Une soif de vengeance m'anime pendant que je me dirige d'un pas déterminé vers ma chambre, cependant, une force extérieure me retient fermement par le bras.

- Qu'est-ce qui ce passe Jerico, bordel explique moi enfin ! S'agace t-il

- Le connard qui a orchestré l'enlèvement d'Elena désire faire ma connaissance.

- Il est complètement con ce mec, il est au courant que tu vas le descendre ?

- Pas encore, je compte le prendre à son propre jeu.

- Bon, accepte-t-il sans protester, et il souhaite faire ça quand ?

- Ce soir, à 20 heures.

- Mais on ne sera jamais prêts ! S'exclame t-il les yeux écarquillés, en tapotant le cadran de sa montre

- Ça tombe bien, je n'ai jamais suggéré de s'y rendre ensemble.

- Je viens avec toi !

- Non, ordonné-je d'une voix stricte, tu veilleras sur Elena et le domaine en mon absence.
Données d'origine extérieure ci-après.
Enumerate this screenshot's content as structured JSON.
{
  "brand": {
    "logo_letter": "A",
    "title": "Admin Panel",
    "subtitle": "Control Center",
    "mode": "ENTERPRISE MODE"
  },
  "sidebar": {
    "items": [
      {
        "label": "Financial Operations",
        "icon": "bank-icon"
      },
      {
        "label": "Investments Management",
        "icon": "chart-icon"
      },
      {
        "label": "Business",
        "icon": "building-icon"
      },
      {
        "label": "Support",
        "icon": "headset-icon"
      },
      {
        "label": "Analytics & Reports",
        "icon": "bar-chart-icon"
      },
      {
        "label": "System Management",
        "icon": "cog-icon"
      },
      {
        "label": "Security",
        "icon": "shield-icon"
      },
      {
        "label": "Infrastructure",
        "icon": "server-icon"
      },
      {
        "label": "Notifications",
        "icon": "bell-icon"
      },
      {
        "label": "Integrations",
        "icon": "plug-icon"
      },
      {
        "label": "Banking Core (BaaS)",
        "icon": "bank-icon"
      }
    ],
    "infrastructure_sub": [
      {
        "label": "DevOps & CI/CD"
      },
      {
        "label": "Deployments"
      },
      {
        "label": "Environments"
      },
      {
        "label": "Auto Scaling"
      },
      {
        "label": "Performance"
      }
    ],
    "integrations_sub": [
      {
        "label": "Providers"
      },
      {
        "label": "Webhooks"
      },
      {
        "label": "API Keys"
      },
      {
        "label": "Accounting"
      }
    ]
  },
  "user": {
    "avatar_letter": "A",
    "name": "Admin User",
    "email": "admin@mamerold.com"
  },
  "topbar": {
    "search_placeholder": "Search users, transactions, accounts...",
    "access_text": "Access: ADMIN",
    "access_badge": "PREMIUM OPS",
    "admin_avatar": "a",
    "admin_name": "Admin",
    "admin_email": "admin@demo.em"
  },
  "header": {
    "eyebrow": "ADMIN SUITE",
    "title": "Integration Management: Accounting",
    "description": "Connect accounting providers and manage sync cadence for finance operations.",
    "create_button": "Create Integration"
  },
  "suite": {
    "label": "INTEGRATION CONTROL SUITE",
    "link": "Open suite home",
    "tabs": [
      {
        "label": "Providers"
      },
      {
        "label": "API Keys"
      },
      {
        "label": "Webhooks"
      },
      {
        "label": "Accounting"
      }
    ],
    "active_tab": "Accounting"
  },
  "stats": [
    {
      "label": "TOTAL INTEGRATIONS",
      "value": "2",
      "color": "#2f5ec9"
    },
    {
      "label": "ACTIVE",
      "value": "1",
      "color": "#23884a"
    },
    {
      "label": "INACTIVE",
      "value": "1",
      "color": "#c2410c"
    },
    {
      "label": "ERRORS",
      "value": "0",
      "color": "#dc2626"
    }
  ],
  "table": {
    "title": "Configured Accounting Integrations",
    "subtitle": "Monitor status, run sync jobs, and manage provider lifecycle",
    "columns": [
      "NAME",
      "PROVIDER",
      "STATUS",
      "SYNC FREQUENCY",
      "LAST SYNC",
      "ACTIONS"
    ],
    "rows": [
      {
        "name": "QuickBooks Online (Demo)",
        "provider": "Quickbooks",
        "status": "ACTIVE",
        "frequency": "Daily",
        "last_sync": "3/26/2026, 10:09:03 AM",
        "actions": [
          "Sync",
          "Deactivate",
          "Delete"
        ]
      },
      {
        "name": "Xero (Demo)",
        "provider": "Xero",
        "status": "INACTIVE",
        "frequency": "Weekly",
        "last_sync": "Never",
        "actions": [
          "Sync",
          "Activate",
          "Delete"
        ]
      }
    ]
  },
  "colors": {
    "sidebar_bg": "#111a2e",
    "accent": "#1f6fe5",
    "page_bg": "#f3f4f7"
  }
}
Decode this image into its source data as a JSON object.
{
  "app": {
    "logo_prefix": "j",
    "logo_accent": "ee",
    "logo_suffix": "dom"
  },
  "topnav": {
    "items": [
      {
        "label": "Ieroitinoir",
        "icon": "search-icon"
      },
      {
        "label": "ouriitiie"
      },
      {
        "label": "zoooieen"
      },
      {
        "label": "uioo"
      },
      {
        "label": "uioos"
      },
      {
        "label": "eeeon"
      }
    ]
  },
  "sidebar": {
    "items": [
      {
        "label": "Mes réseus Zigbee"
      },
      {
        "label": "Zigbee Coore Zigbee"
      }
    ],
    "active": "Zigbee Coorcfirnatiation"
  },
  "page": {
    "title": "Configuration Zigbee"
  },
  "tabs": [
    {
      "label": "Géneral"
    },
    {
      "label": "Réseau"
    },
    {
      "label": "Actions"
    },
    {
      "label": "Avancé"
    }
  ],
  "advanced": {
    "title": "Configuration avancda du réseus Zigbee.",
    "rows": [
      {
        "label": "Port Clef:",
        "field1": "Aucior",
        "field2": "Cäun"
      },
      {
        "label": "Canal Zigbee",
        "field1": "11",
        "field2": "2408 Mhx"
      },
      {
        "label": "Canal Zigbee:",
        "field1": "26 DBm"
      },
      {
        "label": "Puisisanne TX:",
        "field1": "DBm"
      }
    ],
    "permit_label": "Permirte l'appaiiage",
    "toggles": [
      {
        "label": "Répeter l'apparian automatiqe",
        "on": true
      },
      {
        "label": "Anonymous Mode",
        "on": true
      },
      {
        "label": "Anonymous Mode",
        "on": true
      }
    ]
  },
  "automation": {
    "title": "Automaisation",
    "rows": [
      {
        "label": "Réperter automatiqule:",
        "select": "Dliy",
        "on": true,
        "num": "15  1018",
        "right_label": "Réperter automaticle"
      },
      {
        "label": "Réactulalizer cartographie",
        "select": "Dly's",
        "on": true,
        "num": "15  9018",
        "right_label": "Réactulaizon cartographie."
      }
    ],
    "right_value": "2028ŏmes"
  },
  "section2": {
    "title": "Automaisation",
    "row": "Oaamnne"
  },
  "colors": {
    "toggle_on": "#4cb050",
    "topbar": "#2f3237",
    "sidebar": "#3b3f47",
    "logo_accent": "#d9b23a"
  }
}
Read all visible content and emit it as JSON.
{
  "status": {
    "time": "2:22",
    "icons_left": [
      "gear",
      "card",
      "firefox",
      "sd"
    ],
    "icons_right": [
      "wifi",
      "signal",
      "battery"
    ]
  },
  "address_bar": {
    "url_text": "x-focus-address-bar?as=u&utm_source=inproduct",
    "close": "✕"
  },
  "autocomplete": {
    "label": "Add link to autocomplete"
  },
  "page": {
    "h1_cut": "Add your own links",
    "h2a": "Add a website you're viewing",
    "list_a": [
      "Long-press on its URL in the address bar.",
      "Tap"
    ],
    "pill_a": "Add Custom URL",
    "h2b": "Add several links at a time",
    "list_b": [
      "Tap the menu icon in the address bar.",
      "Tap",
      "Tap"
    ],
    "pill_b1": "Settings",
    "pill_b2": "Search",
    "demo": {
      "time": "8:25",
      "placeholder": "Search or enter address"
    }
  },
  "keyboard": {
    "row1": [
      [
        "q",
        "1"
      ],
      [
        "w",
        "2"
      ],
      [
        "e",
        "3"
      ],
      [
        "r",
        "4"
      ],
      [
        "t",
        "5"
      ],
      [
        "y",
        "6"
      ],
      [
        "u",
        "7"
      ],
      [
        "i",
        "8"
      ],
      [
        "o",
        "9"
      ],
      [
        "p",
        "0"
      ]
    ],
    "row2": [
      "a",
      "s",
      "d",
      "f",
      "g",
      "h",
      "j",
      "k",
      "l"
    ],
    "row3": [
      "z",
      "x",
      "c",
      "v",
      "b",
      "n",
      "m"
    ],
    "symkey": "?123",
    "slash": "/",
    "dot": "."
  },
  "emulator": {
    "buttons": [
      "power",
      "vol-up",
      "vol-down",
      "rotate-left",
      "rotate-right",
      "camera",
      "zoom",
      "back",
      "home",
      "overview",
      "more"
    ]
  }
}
- Ils seront armés et chez eux ! Tu as réfléchi à la possibilité de te faire buter ?!

- Je ne suis pas effrayé à l'idée de mourir seul.. cela fait-

- Ça fait partie des risques du métier, bla bla bla, mais Elena ?! Hurle t-il, tu y as pensé deux secondes ?!

- Développe ? Réclamais-je une explication, les sourcils froncés par l'incompréhension

- Comment est-ce que réagira le père d'Elena, s'il apprend que la mission de sa fille s'est soldé par l'assassinat du client sous sa protection ?!

- Je.. je.. Bégayais-je en prenant conscience de la gravité de mes actes

- Elle va être humiliée, maltraitée, violentée, abusée, rien n'est plus important que le respect et la réputation dans la mafia, et tu le sais Jerico.

- Ce fumier est loin d'être un idéal d'amour paternel. Craché-je de rancœur

Je n'ai pas peur de mourir, hors j'ai peur de la perdre, et savoir qu'elle serait dans la merde par mes agissements me rends fou. J'inspire profondément au moment où des souvenirs de nos premiers échanges traversent mes pensées, insolents, vulgaires, uniques. J'esquisse un sourire en coin quand je me remémore ses joues empourprées, la première fois où je l'ai surnommé, beauté.

- Alec.

- Oui ?

- Je veux toute l'équipe dans mon bureau d'ici 20 minutes, on a un plan à mettre en place.


Alec m'écoute attentivement, un large sourire mettant en évidence ses fossettes, avant d'exécuter mes ordres sans discuter. Un bref passage auprès d'Elena, afin de m'assurer qu'elle se porte bien et la journée reprend son cours, avec son lot d'inconvénients.